Sometimes though, you need to count your blessings. Do your drummer and bass player show up to practice and play gigs with you? Are they good musicians who add a lot to your sound? If so, maybe you need to pay them to keep them in your band. A longer vision is important. If your band isn’t all for one, one for all (and most of them aren’t) facing that fact is the best course of action. Maybe you can treat your band mates more like jobbers. You pay them a stipend at shows. If they expect to get paid every time they play, that’s fine, but then you get to keep all the T-Shirt and CD money. When the band makes more money, they still get their stipend and you make more. The more risk you take, the more reward there can be. It’s capitalism. Don’t get caught in the socialist band model. It doesn’t work. Remember the Soviet Union?
If you’re one of the few lucky ones with a partner or a whole band willing to do equal shares of the work, get at it and hard. Set goals and create a strategy to meet those goals. Check in on progress and dole out new tasks in your weekly meetings. If possible, have the meeting, keep it brief, and then actually do the work. Make phone calls, send emails, update your social media, record a quick update video. Do the things that need to be done.
The moral of this story is being an artist is 30% doing your art, 70% conducting your business. I talk about bands because it’s what I know but this can be applied to any art. In fact it’s pretty much the same as running any business. If you’re an independent plumber, about 30 percent of your work is actually plumbing. The rest is advertising, talking to potential leads, accounting, invoicing, collecting money, putting out fires, dealing with the government, etc. Most people, especially artists, don’t realize this when they start their business. They have a fantasy idea of what it will be like when they are a full time artist or entrepreneur. Maybe someday, you’ll have a secretary, a lawyer, an assistant, a booking agent and a manager, but when you’re starting out you must be willing to do it all yourself.

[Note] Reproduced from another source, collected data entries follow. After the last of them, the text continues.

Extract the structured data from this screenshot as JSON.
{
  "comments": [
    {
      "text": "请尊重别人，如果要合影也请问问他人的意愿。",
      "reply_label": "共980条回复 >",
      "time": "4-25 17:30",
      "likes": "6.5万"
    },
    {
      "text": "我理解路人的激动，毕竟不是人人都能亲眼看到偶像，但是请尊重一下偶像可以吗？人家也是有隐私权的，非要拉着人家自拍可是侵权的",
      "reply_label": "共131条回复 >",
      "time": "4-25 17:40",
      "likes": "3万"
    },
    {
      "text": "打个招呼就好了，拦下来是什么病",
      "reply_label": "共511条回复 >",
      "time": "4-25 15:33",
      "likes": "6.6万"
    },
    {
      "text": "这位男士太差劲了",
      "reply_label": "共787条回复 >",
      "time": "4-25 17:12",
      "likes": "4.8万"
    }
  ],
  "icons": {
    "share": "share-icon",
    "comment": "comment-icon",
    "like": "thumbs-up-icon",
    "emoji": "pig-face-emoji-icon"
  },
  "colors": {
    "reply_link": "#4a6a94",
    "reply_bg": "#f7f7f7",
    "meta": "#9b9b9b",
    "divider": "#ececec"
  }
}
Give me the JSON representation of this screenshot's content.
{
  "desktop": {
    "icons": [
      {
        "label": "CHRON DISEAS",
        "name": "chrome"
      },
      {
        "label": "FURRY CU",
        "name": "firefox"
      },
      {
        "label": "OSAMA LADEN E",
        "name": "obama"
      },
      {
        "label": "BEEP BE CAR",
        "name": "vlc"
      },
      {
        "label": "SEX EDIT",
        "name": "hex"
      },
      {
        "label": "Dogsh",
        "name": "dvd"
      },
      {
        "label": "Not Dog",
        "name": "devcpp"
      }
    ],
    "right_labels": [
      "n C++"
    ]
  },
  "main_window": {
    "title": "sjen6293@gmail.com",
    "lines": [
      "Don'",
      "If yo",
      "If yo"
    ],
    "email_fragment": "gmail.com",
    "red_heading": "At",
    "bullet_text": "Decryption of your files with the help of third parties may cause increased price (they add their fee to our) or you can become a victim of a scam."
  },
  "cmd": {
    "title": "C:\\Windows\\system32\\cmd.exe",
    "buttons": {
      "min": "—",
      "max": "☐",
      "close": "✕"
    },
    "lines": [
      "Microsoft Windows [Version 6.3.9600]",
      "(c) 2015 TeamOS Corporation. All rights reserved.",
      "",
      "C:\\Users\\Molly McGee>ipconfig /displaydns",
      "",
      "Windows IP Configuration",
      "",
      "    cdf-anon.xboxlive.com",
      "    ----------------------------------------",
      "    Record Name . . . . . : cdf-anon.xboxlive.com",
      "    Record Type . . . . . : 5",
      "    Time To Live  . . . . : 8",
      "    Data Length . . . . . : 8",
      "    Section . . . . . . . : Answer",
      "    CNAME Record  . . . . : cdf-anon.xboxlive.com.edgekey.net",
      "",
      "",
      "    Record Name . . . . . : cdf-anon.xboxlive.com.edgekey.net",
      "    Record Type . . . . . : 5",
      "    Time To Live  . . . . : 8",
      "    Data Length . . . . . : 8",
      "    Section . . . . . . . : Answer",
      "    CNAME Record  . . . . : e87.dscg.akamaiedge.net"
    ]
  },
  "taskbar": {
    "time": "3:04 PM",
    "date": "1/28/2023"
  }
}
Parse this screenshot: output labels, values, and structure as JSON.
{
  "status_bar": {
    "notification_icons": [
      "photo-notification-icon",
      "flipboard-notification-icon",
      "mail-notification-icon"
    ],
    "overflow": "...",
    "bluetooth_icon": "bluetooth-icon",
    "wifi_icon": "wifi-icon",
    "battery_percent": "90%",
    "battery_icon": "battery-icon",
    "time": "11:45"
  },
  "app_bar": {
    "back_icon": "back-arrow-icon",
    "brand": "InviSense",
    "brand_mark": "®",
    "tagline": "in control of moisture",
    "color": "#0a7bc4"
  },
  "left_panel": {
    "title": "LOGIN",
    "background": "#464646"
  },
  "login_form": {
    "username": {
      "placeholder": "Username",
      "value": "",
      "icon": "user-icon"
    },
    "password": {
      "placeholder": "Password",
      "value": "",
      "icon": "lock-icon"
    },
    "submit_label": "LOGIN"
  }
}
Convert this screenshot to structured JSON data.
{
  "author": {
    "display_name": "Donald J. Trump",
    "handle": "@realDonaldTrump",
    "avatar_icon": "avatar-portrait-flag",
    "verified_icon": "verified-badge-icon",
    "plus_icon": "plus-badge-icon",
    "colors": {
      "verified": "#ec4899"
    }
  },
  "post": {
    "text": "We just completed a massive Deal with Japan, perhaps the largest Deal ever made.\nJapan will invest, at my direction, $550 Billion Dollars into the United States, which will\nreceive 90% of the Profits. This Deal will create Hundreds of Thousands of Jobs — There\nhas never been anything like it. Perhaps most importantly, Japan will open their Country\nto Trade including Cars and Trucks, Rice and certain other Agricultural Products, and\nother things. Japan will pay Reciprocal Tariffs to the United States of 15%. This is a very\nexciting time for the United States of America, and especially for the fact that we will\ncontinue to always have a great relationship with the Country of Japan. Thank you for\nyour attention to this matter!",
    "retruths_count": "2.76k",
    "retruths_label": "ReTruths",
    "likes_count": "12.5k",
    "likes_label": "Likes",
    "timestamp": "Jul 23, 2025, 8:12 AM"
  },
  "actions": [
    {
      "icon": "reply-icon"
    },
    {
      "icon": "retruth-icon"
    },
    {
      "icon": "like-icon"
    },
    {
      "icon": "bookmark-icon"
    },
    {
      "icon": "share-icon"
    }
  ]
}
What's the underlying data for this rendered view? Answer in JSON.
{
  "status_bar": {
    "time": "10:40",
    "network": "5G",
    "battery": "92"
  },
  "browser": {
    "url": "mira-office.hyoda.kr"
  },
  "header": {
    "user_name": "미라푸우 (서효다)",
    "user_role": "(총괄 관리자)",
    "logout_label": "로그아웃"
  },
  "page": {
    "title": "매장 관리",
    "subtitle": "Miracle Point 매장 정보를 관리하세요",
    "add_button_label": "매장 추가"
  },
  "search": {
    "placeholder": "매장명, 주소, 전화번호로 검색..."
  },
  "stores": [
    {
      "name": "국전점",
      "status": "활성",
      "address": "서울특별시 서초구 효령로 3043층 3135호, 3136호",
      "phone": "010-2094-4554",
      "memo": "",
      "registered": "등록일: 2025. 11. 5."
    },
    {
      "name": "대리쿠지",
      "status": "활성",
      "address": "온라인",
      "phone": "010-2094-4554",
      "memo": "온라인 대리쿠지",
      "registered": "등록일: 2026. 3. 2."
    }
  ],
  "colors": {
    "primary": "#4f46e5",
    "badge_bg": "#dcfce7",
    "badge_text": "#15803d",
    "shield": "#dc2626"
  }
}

As artists, we need to grasp the concept of the artist/entrepreneur. We can’t insulate ourselves from our business. We have to be comfortable with the way we produce our art and conduct our business. We all know of politicians and clergymen who are hypocritical in their actions. But most successful artists are very honest – they are willing to be transparent about their personal weaknesses and failings. This honesty is what ingratiates artists with their fans – it’s how they make that connection. As an artist you don’t have to pretend you are perfect, you can be flawed and still act with integrity. With integrity comes responsibility – if we are calling out the government and institutions on their corruption, we need to be willing to honor those principles when we are designing our own businesses.
Our business needs to be in alignment with our art. If we create art inspired by the great inequities of the world we can’t then sell it to Bank of America. It doesn’t work.
You can fool some of the people some of the time, but you can’t fool all the people all of the time.
So, there are many things to contemplate when you design your business. It’s 70% of being an artist. But it is possible to be an artistic business person. You can have style and panache in the way you conduct commerce. You can bring compassion into your business and be ethical. You can make the work of being an artist, artistic.